Damian Keeling, Managing director, Perspective Financial Group
In the last two years, there has been a considerable discussion in the market as to whether there will be another round of consolidation. The change in economic climate brought a sudden halt to many consolidation plans as loan capital dried up and a number of consolidators’ business models proved inadequate.
However, the underlying structural issues that created the consolidation climate have not changed and there are now emerging a small number of IFA consolidators. Each consolidator will be acquiring firms using a different model. For IFA firms looking seriously at the consolidator offering, it is important to acknowledge that there are many different service propositions and to make sure they conduct their homework on each one.
Many in the market will believe that consolidation has failed in the past and is therefore destined to fail again. We believe these failures have stemmed from misguided aims and ambitions. Even today, there are consolidators in the market which are principally focused on the number of RIs within firms or that are targeting IFA firms based on their turnover. We would be surprised if these models were successful.
There are consolidators in the market that are focused on the numbers of RIs or are targeting IFA firms based on turnover
The FSA recently asked those IFA firms which are contemplating going down the consolidator route to think seriously about it. The regulator is concerned about the placing of IFAs’ clients’ assets onto a consolidator’s investment platform or even investment vehicle. It has reminded the individual firms that they must retain full responsibility for complying with all their regulatory obligations’. Clearly, there is a potential TCF issue here, plus a threat to the integrity and independence of the IFA’s advice.
We believe it is illogical to acquire a well-run, successful firm, only to then set about fundamentally changing all aspects of that business. We take a hands-off approach but provide a variety of services. We want our group firms to concentrate on what they do best, providing quality advice to an ever-expanding client base. Many of the firms we acquire harbour ambitions to grow and acquire firms/client databases themselves and our strong funding position allows them to fulfil these ambitions.
Consolidation of the IFA sector is here to stay. More propositions are expected in the next 12 months and all will be different. Firms should first ensure that their business is in the best shape and they should be certain they are signing up to a proposition that can add significantly to the business and help them meet all their goals.
Ian Darby, Chief executive, Towergate
Towergate Financial, we finished rebranding our nine businesses last November. Initially, it seemed logical
because one of our biggest customers was Towergate Partnership and they were co-located in a number of buildings. It has over 100 offices round the UK and are massive providers of general insurance to SMEs and other businesses. Therefore, in terms of client referrals in both directions, it seemed the best step.
But once we thought about it more, there were other compelling reasons to rebrand all the businesses under one logo. We felt it made for less confusion from a customer’s perspective. Having been through debate for the core business, we could not see the logic of maintaining small regional brands once we had established a large national brand.
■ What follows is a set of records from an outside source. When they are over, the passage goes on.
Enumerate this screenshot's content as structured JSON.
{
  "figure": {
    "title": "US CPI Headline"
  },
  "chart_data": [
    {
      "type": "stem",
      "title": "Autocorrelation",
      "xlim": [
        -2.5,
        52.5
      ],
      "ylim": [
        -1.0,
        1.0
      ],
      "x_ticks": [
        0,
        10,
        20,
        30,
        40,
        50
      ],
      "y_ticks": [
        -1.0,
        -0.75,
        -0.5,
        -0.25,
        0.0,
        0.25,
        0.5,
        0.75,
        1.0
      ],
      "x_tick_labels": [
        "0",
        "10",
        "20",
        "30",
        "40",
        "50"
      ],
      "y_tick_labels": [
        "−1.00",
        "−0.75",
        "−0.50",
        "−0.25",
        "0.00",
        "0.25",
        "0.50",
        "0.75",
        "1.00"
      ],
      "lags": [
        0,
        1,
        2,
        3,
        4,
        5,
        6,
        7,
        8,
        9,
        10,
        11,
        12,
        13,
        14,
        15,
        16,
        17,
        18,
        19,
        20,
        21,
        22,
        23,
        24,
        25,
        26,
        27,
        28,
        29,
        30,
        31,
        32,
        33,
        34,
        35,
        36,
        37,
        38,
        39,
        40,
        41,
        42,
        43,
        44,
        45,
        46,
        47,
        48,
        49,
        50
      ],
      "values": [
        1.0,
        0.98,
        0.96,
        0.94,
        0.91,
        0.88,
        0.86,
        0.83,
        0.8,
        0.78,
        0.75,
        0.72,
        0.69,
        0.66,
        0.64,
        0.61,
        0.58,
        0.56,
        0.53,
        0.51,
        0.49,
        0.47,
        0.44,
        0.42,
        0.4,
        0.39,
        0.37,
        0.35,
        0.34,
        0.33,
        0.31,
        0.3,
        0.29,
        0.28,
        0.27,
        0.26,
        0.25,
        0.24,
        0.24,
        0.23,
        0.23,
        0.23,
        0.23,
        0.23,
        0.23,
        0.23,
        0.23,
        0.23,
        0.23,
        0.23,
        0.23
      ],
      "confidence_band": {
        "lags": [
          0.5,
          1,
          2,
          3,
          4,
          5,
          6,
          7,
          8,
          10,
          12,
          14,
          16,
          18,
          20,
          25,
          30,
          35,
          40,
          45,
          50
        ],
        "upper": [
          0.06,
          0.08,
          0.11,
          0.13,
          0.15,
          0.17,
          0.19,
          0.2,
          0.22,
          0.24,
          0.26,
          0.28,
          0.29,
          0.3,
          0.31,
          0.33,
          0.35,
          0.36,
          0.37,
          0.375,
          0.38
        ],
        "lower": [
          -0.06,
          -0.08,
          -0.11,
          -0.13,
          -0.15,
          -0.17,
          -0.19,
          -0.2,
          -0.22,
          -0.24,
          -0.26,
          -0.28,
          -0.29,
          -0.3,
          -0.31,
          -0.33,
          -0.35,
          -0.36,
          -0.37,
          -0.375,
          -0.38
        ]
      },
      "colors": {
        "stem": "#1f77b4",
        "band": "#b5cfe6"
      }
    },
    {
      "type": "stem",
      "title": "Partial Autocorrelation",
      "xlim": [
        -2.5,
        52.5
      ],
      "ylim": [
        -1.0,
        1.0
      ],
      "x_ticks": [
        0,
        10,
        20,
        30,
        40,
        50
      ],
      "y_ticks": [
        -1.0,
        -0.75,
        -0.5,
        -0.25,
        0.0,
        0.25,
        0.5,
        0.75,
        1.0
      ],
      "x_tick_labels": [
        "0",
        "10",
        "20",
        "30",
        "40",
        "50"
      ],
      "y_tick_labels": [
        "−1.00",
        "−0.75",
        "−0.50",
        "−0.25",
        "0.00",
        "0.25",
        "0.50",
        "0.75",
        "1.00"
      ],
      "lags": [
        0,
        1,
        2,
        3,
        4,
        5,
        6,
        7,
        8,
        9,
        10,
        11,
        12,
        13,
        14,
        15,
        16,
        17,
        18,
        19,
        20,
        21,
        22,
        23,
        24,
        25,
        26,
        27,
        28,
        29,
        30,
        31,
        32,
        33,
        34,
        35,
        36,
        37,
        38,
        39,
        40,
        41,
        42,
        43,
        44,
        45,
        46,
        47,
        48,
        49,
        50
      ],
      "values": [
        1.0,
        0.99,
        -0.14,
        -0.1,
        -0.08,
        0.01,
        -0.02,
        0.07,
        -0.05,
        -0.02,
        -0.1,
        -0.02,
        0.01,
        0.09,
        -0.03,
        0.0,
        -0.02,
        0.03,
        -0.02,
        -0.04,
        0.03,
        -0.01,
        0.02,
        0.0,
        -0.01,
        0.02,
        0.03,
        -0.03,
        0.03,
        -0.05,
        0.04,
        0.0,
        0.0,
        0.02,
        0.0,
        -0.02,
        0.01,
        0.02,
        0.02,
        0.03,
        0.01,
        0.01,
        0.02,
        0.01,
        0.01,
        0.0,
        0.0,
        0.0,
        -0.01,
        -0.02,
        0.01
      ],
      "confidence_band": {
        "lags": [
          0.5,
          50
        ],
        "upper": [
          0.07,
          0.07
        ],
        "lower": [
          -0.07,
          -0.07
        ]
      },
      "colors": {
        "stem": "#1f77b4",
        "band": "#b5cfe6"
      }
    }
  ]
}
Ultimately, we were trying to create a national brand with a local feel. This national brand would have one
customer proposition. We have taken a lot of time and energy over the past six months, creating the private client toolkit, our wealth platform
and our model portfolios. Now, we ensure that all businesses use these tools and we have not had to roll it out lots of times or adapt
it for individual businesses.
We ensure all businesses use the tools we have developed and we have not had to roll it out lots of times or adapt them for individuals
In this way, in the longer term, it is a lot less hassle to build the business under one brand. There are one-off costs of getting it done and lots of communications with advisers, staff and customers but you don’t have to do it nine times, you don’t have to build nine websites. Once you ave done it once, it is done and that is why we believe it’s the right call. We plan to continue building our business in the same way. We are still bringing in business and plan to grow both organically and by strategic acquisitions. We bought another business at the end of Christmas and they will be rebranded by the end of the month.
We are clear about our strategy with any acquisition target upfront. We don’t want to buy huge numbers of firms and can therefore be selective. We are looking for financial planning businesses that are on the road to RDR compliance, that have started the move to fees and are ready to generate part of their revenue as trail commission.
They must be willing to buy into what we’re doing, which means adopting our private client toolkit. We also want to see quality, profitability and a good customer fit. Having made our decisions on where our proposition and brand are positioned, this is not open to debate and that can put some people off. That said, we have each region running their own p and l.
We believe this leaves businesses that have previously been used to running themselves with some independent feeling.